As for their findings that men with multiple wives have even lower levels than those with a single wife, on one hand it has been contested even by the researchers themselves since those with multiple wives were significantly older and therefore the lower levels were completely normal, but on the other it makes sense.
If my hypotheses are correct, then the testosterone level is decreased by commitment and increased by not knowing that your sexual needs will be met in the future. And whether you make a commitment to one person or to two or three, it’s still commitment, your body is still able to recognize that you have a stable relationship. Adding that to the fact that having more than one partner increases the chances of your sexual needs being met and that some of those involved in monogamous relationships are still looking for other options while those with multiple stable partners already have variety available to them, it means that the factors that lower the testosterone level are present in a relationship with multiple partners while those that increase it are not.
In the end, what did this study tell us? Firstly, that men who aren’t getting enough sex want way more than they’re getting, which is a truism. Secondly, that men who have a stable relationship with a partner that satisfies at least a part of their sexual needs are significantly less interested in “hunting” for other partners than those who don’t have even that, which is also a logical assumption in most cases. And thirdly that men who are certain to have most, if not all, of their sexual needs, including the need for variety, met by their stable partners are generally content with their sex lives and have little or no interest in finding new partners, which is another generally logical assumption.
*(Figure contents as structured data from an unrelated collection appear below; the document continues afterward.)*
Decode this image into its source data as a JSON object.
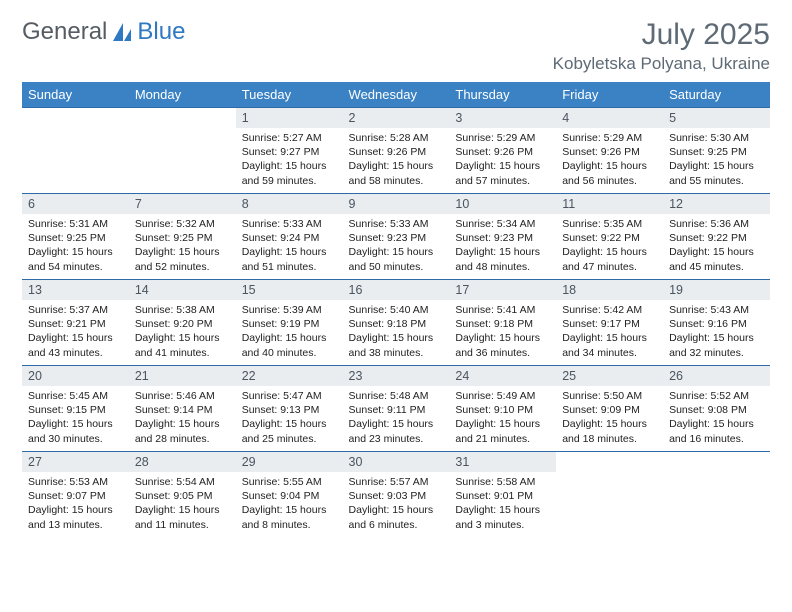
{
  "brand": {
    "part1": "General",
    "part2": "Blue"
  },
  "title": "July 2025",
  "location": "Kobyletska Polyana, Ukraine",
  "colors": {
    "header_bg": "#3a82c4",
    "header_text": "#ffffff",
    "daynum_bg": "#e9edf0",
    "week_border": "#2f6aa8",
    "title_color": "#5e6a75"
  },
  "day_headers": [
    "Sunday",
    "Monday",
    "Tuesday",
    "Wednesday",
    "Thursday",
    "Friday",
    "Saturday"
  ],
  "weeks": [
    [
      null,
      null,
      {
        "n": "1",
        "sr": "5:27 AM",
        "ss": "9:27 PM",
        "dl": "15 hours and 59 minutes."
      },
      {
        "n": "2",
        "sr": "5:28 AM",
        "ss": "9:26 PM",
        "dl": "15 hours and 58 minutes."
      },
      {
        "n": "3",
        "sr": "5:29 AM",
        "ss": "9:26 PM",
        "dl": "15 hours and 57 minutes."
      },
      {
        "n": "4",
        "sr": "5:29 AM",
        "ss": "9:26 PM",
        "dl": "15 hours and 56 minutes."
      },
      {
        "n": "5",
        "sr": "5:30 AM",
        "ss": "9:25 PM",
        "dl": "15 hours and 55 minutes."
      }
    ],
    [
      {
        "n": "6",
        "sr": "5:31 AM",
        "ss": "9:25 PM",
        "dl": "15 hours and 54 minutes."
      },
      {
        "n": "7",
        "sr": "5:32 AM",
        "ss": "9:25 PM",
        "dl": "15 hours and 52 minutes."
      },
      {
        "n": "8",
        "sr": "5:33 AM",
        "ss": "9:24 PM",
        "dl": "15 hours and 51 minutes."
      },
      {
        "n": "9",
        "sr": "5:33 AM",
        "ss": "9:23 PM",
        "dl": "15 hours and 50 minutes."
      },
      {
        "n": "10",
        "sr": "5:34 AM",
        "ss": "9:23 PM",
        "dl": "15 hours and 48 minutes."
      },
      {
        "n": "11",
        "sr": "5:35 AM",
        "ss": "9:22 PM",
        "dl": "15 hours and 47 minutes."
      },
      {
        "n": "12",
        "sr": "5:36 AM",
        "ss": "9:22 PM",
        "dl": "15 hours and 45 minutes."
      }
    ],
    [
      {
        "n": "13",
        "sr": "5:37 AM",
        "ss": "9:21 PM",
        "dl": "15 hours and 43 minutes."
      },
      {
        "n": "14",
        "sr": "5:38 AM",
        "ss": "9:20 PM",
        "dl": "15 hours and 41 minutes."
      },
      {
        "n": "15",
        "sr": "5:39 AM",
        "ss": "9:19 PM",
        "dl": "15 hours and 40 minutes."
      },
      {
        "n": "16",
        "sr": "5:40 AM",
        "ss": "9:18 PM",
        "dl": "15 hours and 38 minutes."
      },
      {
        "n": "17",
        "sr": "5:41 AM",
        "ss": "9:18 PM",
        "dl": "15 hours and 36 minutes."
      },
      {
        "n": "18",
        "sr": "5:42 AM",
        "ss": "9:17 PM",
        "dl": "15 hours and 34 minutes."
      },
      {
        "n": "19",
        "sr": "5:43 AM",
        "ss": "9:16 PM",
        "dl": "15 hours and 32 minutes."
      }
    ],
    [
      {
        "n": "20",
        "sr": "5:45 AM",
        "ss": "9:15 PM",
        "dl": "15 hours and 30 minutes."
      },
      {
        "n": "21",
        "sr": "5:46 AM",
        "ss": "9:14 PM",
        "dl": "15 hours and 28 minutes."
      },
      {
        "n": "22",
        "sr": "5:47 AM",
        "ss": "9:13 PM",
        "dl": "15 hours and 25 minutes."
      },
      {
        "n": "23",
        "sr": "5:48 AM",
        "ss": "9:11 PM",
        "dl": "15 hours and 23 minutes."
      },
      {
        "n": "24",
        "sr": "5:49 AM",
        "ss": "9:10 PM",
        "dl": "15 hours and 21 minutes."
      },
      {
        "n": "25",
        "sr": "5:50 AM",
        "ss": "9:09 PM",
        "dl": "15 hours and 18 minutes."
      },
      {
        "n": "26",
        "sr": "5:52 AM",
        "ss": "9:08 PM",
        "dl": "15 hours and 16 minutes."
      }
    ],
    [
      {
        "n": "27",
        "sr": "5:53 AM",
        "ss": "9:07 PM",
        "dl": "15 hours and 13 minutes."
      },
      {
        "n": "28",
        "sr": "5:54 AM",
        "ss": "9:05 PM",
        "dl": "15 hours and 11 minutes."
      },
      {
        "n": "29",
        "sr": "5:55 AM",
        "ss": "9:04 PM",
        "dl": "15 hours and 8 minutes."
      },
      {
        "n": "30",
        "sr": "5:57 AM",
        "ss": "9:03 PM",
        "dl": "15 hours and 6 minutes."
      },
      {
        "n": "31",
        "sr": "5:58 AM",
        "ss": "9:01 PM",
        "dl": "15 hours and 3 minutes."
      },
      null,
      null
    ]
  ],
  "labels": {
    "sunrise": "Sunrise:",
    "sunset": "Sunset:",
    "daylight": "Daylight:"
  }
}
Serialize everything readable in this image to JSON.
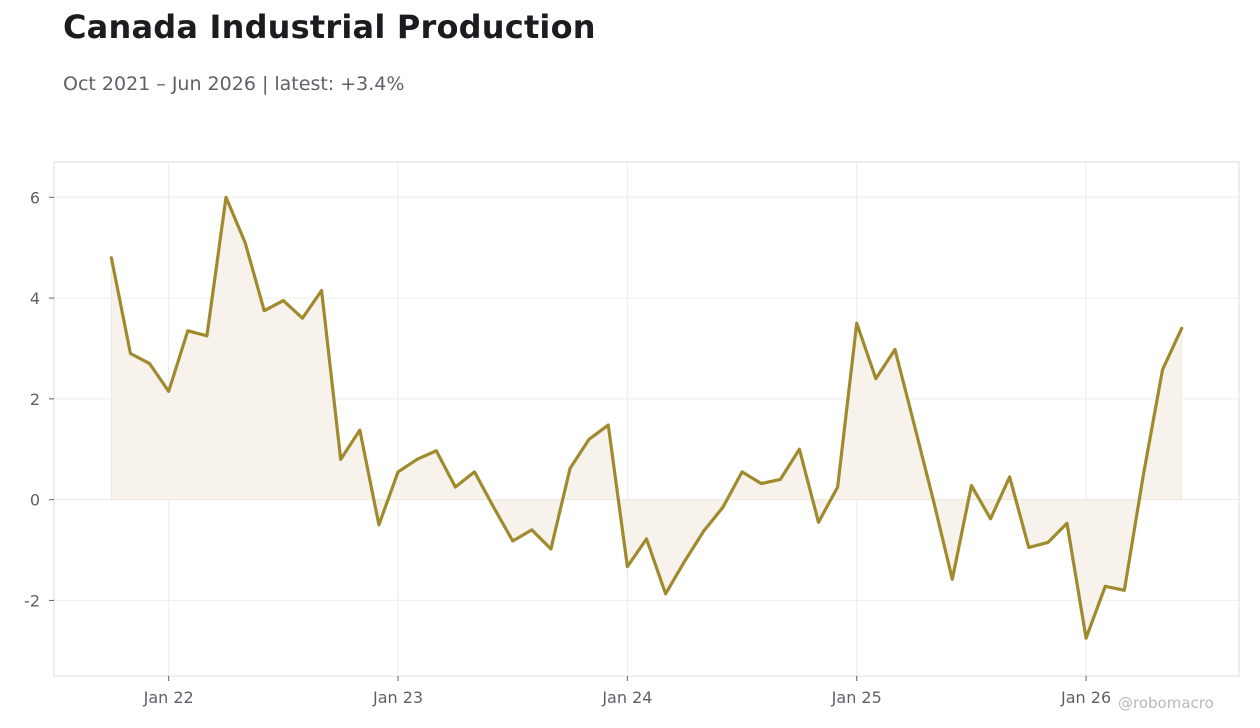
{
  "title": "Canada Industrial Production",
  "subtitle": "Oct 2021 – Jun 2026 | latest: +3.4%",
  "watermark": "@robomacro",
  "colors": {
    "line": "#a08a2e",
    "fill": "#f7f3ec",
    "grid": "#ececec",
    "frame": "#dcdcdc",
    "text": "#5f6069"
  },
  "chart_data": {
    "type": "area",
    "series": [
      {
        "x": [
          "2021-10",
          "2021-11",
          "2021-12",
          "2022-01",
          "2022-02",
          "2022-03",
          "2022-04",
          "2022-05",
          "2022-06",
          "2022-07",
          "2022-08",
          "2022-09",
          "2022-10",
          "2022-11",
          "2022-12",
          "2023-01",
          "2023-02",
          "2023-03",
          "2023-04",
          "2023-05",
          "2023-06",
          "2023-07",
          "2023-08",
          "2023-09",
          "2023-10",
          "2023-11",
          "2023-12",
          "2024-01",
          "2024-02",
          "2024-03",
          "2024-04",
          "2024-05",
          "2024-06",
          "2024-07",
          "2024-08",
          "2024-09",
          "2024-10",
          "2024-11",
          "2024-12",
          "2025-01",
          "2025-02",
          "2025-03",
          "2025-04",
          "2025-05",
          "2025-06",
          "2025-07",
          "2025-08",
          "2025-09",
          "2025-10",
          "2025-11",
          "2025-12",
          "2026-01",
          "2026-02",
          "2026-03",
          "2026-04",
          "2026-05",
          "2026-06"
        ],
        "values": [
          4.8,
          2.9,
          2.7,
          2.15,
          3.35,
          3.25,
          6.0,
          5.1,
          3.75,
          3.95,
          3.6,
          4.15,
          0.8,
          1.38,
          -0.5,
          0.55,
          0.8,
          0.97,
          0.25,
          0.55,
          -0.15,
          -0.82,
          -0.6,
          -0.98,
          0.62,
          1.2,
          1.48,
          -1.33,
          -0.78,
          -1.87,
          -1.22,
          -0.62,
          -0.15,
          0.55,
          0.32,
          0.4,
          1.0,
          -0.45,
          0.25,
          3.5,
          2.4,
          2.98,
          1.5,
          0.0,
          -1.58,
          0.28,
          -0.38,
          0.45,
          -0.95,
          -0.85,
          -0.47,
          -2.75,
          -1.72,
          -1.8,
          0.5,
          2.58,
          3.4
        ]
      }
    ],
    "ylim": [
      -3.5,
      6.7
    ],
    "yticks": [
      -2,
      0,
      2,
      4,
      6
    ],
    "ytick_labels": [
      "-2",
      "0",
      "2",
      "4",
      "6"
    ],
    "xticks": [
      {
        "date": "2022-01",
        "label": "Jan 22"
      },
      {
        "date": "2023-01",
        "label": "Jan 23"
      },
      {
        "date": "2024-01",
        "label": "Jan 24"
      },
      {
        "date": "2025-01",
        "label": "Jan 25"
      },
      {
        "date": "2026-01",
        "label": "Jan 26"
      }
    ],
    "xlim": [
      "2021-07",
      "2026-09"
    ],
    "grid": true,
    "legend": "none"
  }
}
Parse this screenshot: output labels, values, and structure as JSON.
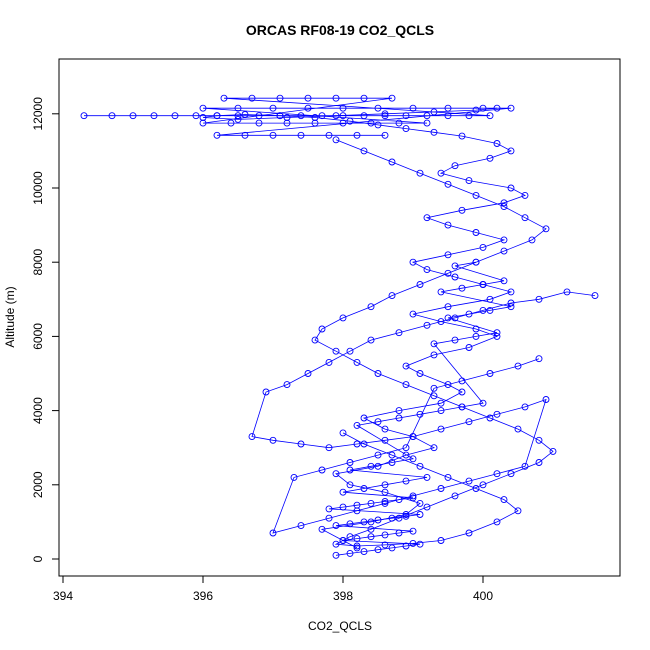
{
  "chart_data": {
    "type": "scatter",
    "title": "ORCAS RF08-19 CO2_QCLS",
    "xlabel": "CO2_QCLS",
    "ylabel": "Altitude (m)",
    "xlim": [
      394,
      402
    ],
    "ylim": [
      0,
      12500
    ],
    "x_ticks": [
      "394",
      "396",
      "398",
      "400"
    ],
    "y_ticks": [
      "0",
      "2000",
      "4000",
      "6000",
      "8000",
      "10000",
      "12000"
    ],
    "grid": false,
    "legend": "none",
    "color": "#0000ff",
    "marker": "open-circle",
    "series": [
      {
        "x": [
          398.2,
          398.0,
          397.7,
          398.4,
          398.9,
          399.1,
          398.6,
          398.1,
          397.9,
          398.5,
          398.9,
          399.3,
          399.0,
          398.6,
          398.3,
          398.8,
          399.4,
          399.7,
          399.5,
          399.1,
          398.9,
          399.3,
          399.8,
          400.2,
          399.9,
          399.4,
          399.0,
          399.5,
          400.1,
          400.4,
          400.0,
          399.6,
          399.2,
          399.0,
          399.5,
          400.0,
          400.3,
          399.9,
          399.5,
          399.2,
          399.7,
          400.3,
          400.6,
          400.4,
          399.8,
          399.4,
          399.6,
          400.1,
          400.4,
          400.2,
          399.7,
          399.3,
          398.9,
          398.5,
          398.1,
          397.6,
          397.1,
          396.6,
          396.2,
          396.0,
          396.5,
          397.2,
          397.9,
          398.6,
          399.3,
          399.9,
          400.2
        ],
        "y": [
          300,
          500,
          800,
          1000,
          1200,
          1500,
          1800,
          2000,
          2300,
          2500,
          2800,
          3000,
          3300,
          3500,
          3800,
          4000,
          4200,
          4500,
          4700,
          5000,
          5200,
          5500,
          5700,
          6000,
          6200,
          6400,
          6600,
          6800,
          7000,
          7200,
          7400,
          7600,
          7800,
          8000,
          8200,
          8400,
          8600,
          8800,
          9000,
          9200,
          9400,
          9600,
          9800,
          10000,
          10200,
          10400,
          10600,
          10800,
          11000,
          11200,
          11400,
          11500,
          11600,
          11700,
          11800,
          11900,
          11950,
          11980,
          11950,
          11900,
          11850,
          11900,
          11950,
          12000,
          12050,
          12100,
          12150
        ]
      },
      {
        "x": [
          394.3,
          394.7,
          395.0,
          395.3,
          395.6,
          395.9,
          396.2,
          396.5,
          396.8,
          397.1,
          397.4,
          397.7,
          398.0,
          398.3,
          398.6,
          398.9,
          399.2,
          399.5,
          399.8,
          400.1,
          396.3,
          396.7,
          397.1,
          397.5,
          397.9,
          398.3,
          398.7,
          396.0,
          396.4,
          396.8,
          397.2,
          397.6,
          398.0,
          398.4,
          398.8,
          399.2,
          396.0,
          396.5,
          397.0,
          397.5,
          398.0,
          398.5,
          399.0,
          399.5,
          400.0,
          400.4,
          396.2,
          396.6,
          397.0,
          397.4,
          397.8,
          398.2,
          398.6
        ],
        "y": [
          11950,
          11950,
          11950,
          11950,
          11950,
          11950,
          11950,
          11950,
          11950,
          11950,
          11950,
          11950,
          11950,
          11950,
          11950,
          11950,
          11950,
          11950,
          11950,
          11950,
          12420,
          12420,
          12420,
          12420,
          12420,
          12420,
          12420,
          11750,
          11750,
          11750,
          11750,
          11750,
          11750,
          11750,
          11750,
          11750,
          12150,
          12150,
          12150,
          12150,
          12150,
          12150,
          12150,
          12150,
          12150,
          12150,
          11420,
          11420,
          11420,
          11420,
          11420,
          11420,
          11420
        ]
      },
      {
        "x": [
          397.9,
          398.3,
          398.7,
          399.1,
          399.5,
          399.9,
          400.3,
          400.6,
          400.9,
          400.7,
          400.3,
          399.9,
          399.5,
          399.1,
          398.7,
          398.4,
          398.0,
          397.7,
          397.6,
          397.9,
          398.2,
          398.5,
          398.9,
          399.3,
          399.7,
          400.1,
          400.5,
          400.8,
          401.0,
          400.8,
          400.4,
          400.0,
          399.6,
          399.2,
          398.8,
          398.4,
          398.1,
          397.9,
          398.2,
          398.6,
          399.0,
          399.4,
          399.8,
          400.2,
          400.5,
          400.3,
          399.9,
          399.5,
          399.1,
          398.7,
          398.3,
          398.0
        ],
        "y": [
          11300,
          11000,
          10700,
          10400,
          10100,
          9800,
          9500,
          9200,
          8900,
          8600,
          8300,
          8000,
          7700,
          7400,
          7100,
          6800,
          6500,
          6200,
          5900,
          5600,
          5300,
          5000,
          4700,
          4400,
          4100,
          3800,
          3500,
          3200,
          2900,
          2600,
          2300,
          2000,
          1700,
          1400,
          1100,
          800,
          600,
          400,
          350,
          380,
          420,
          500,
          700,
          1000,
          1300,
          1600,
          1900,
          2200,
          2500,
          2800,
          3100,
          3400
        ]
      },
      {
        "x": [
          401.6,
          401.2,
          400.8,
          400.4,
          400.0,
          399.6,
          399.2,
          398.8,
          398.4,
          398.1,
          397.8,
          397.5,
          397.2,
          396.9,
          396.7,
          397.0,
          397.4,
          397.8,
          398.2,
          398.6,
          399.0,
          399.4,
          399.8,
          400.2,
          400.6,
          400.9,
          400.6,
          400.2,
          399.8,
          399.4,
          399.0,
          398.6,
          398.2,
          397.8,
          397.4,
          397.0,
          397.3,
          397.7,
          398.1,
          398.5,
          398.9,
          399.3,
          399.7,
          400.1,
          400.5,
          400.8
        ],
        "y": [
          7100,
          7200,
          7000,
          6900,
          6700,
          6500,
          6300,
          6100,
          5900,
          5600,
          5300,
          5000,
          4700,
          4500,
          3300,
          3200,
          3100,
          3000,
          3100,
          3200,
          3300,
          3500,
          3700,
          3900,
          4100,
          4300,
          2500,
          2300,
          2100,
          1900,
          1700,
          1500,
          1300,
          1100,
          900,
          700,
          2200,
          2400,
          2600,
          2800,
          3000,
          4600,
          4800,
          5000,
          5200,
          5400
        ]
      },
      {
        "x": [
          397.9,
          398.1,
          398.3,
          398.5,
          398.7,
          398.9,
          399.1,
          398.0,
          398.2,
          398.4,
          398.6,
          398.8,
          399.0,
          397.9,
          398.1,
          398.3,
          398.5,
          398.7,
          398.9,
          399.1,
          397.8,
          398.0,
          398.2,
          398.4,
          398.6,
          398.8,
          399.0,
          398.0,
          398.3,
          398.6,
          398.9,
          399.2,
          398.1,
          398.4,
          398.7,
          399.0,
          398.2,
          398.5,
          398.8,
          399.1,
          399.4,
          399.7,
          400.0,
          399.3,
          399.6,
          399.9,
          400.2,
          399.5,
          399.8,
          400.1,
          400.4,
          399.4,
          399.7,
          400.0,
          400.3,
          399.6,
          399.9
        ],
        "y": [
          100,
          150,
          200,
          250,
          300,
          350,
          400,
          500,
          550,
          600,
          650,
          700,
          750,
          900,
          950,
          1000,
          1050,
          1100,
          1150,
          1200,
          1350,
          1400,
          1450,
          1500,
          1550,
          1600,
          1650,
          1800,
          1900,
          2000,
          2100,
          2200,
          2400,
          2500,
          2600,
          2700,
          3600,
          3700,
          3800,
          3900,
          4000,
          4100,
          4200,
          5800,
          5900,
          6000,
          6100,
          6500,
          6600,
          6700,
          6800,
          7200,
          7300,
          7400,
          7500,
          7900,
          8000
        ]
      }
    ]
  }
}
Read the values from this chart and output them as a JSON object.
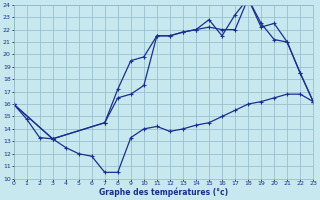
{
  "bg_color": "#c8e8f0",
  "grid_color": "#90b8c8",
  "line_color": "#1a3090",
  "xlabel": "Graphe des températures (°c)",
  "ylim": [
    10,
    24
  ],
  "xlim": [
    0,
    23
  ],
  "yticks": [
    10,
    11,
    12,
    13,
    14,
    15,
    16,
    17,
    18,
    19,
    20,
    21,
    22,
    23,
    24
  ],
  "xticks": [
    0,
    1,
    2,
    3,
    4,
    5,
    6,
    7,
    8,
    9,
    10,
    11,
    12,
    13,
    14,
    15,
    16,
    17,
    18,
    19,
    20,
    21,
    22,
    23
  ],
  "line_bot_x": [
    0,
    1,
    2,
    3,
    4,
    5,
    6,
    7,
    8,
    9,
    10,
    11,
    12,
    13,
    14,
    15,
    16,
    17,
    18,
    19,
    20,
    21,
    22,
    23
  ],
  "line_bot_y": [
    16.0,
    14.8,
    13.3,
    13.2,
    12.5,
    12.0,
    11.8,
    10.5,
    10.5,
    13.3,
    14.0,
    14.2,
    13.8,
    14.0,
    14.3,
    14.5,
    15.0,
    15.5,
    16.0,
    16.2,
    16.5,
    16.8,
    16.8,
    16.2
  ],
  "line_mid_x": [
    0,
    3,
    7,
    8,
    9,
    10,
    11,
    12,
    13,
    14,
    15,
    16,
    17,
    18,
    19,
    20,
    21,
    22,
    23
  ],
  "line_mid_y": [
    16.0,
    13.2,
    14.5,
    16.5,
    16.8,
    17.5,
    21.5,
    21.5,
    21.8,
    22.0,
    22.2,
    22.0,
    22.0,
    24.5,
    22.2,
    22.5,
    21.0,
    18.5,
    16.2
  ],
  "line_top_x": [
    0,
    3,
    7,
    8,
    9,
    10,
    11,
    12,
    13,
    14,
    15,
    16,
    17,
    18,
    19,
    20,
    21,
    22,
    23
  ],
  "line_top_y": [
    16.0,
    13.2,
    14.5,
    17.2,
    19.5,
    19.8,
    21.5,
    21.5,
    21.8,
    22.0,
    22.8,
    21.5,
    23.2,
    24.5,
    22.5,
    21.2,
    21.0,
    18.5,
    16.2
  ]
}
That leaves the question of how low does “low” mean, exactly, but assuming that the “low” values are still within acceptable limits for being able to successfully perform sexually and considering the anger and aggression that are induced by elevated testosterone levels and the potential health risks caused by such states of mind, all of that translates into the obvious fact that having one stable partner is generally better than having none, whether that “none” means none at all or none that are stable, and having more than one stable partner is generally better than having just one.
I’d like to see a similar study performed on women as well just to have a comparison since they bothered to make this one, but with such a truism as a conclusion can anybody please tell me what was the point of the study in the first place?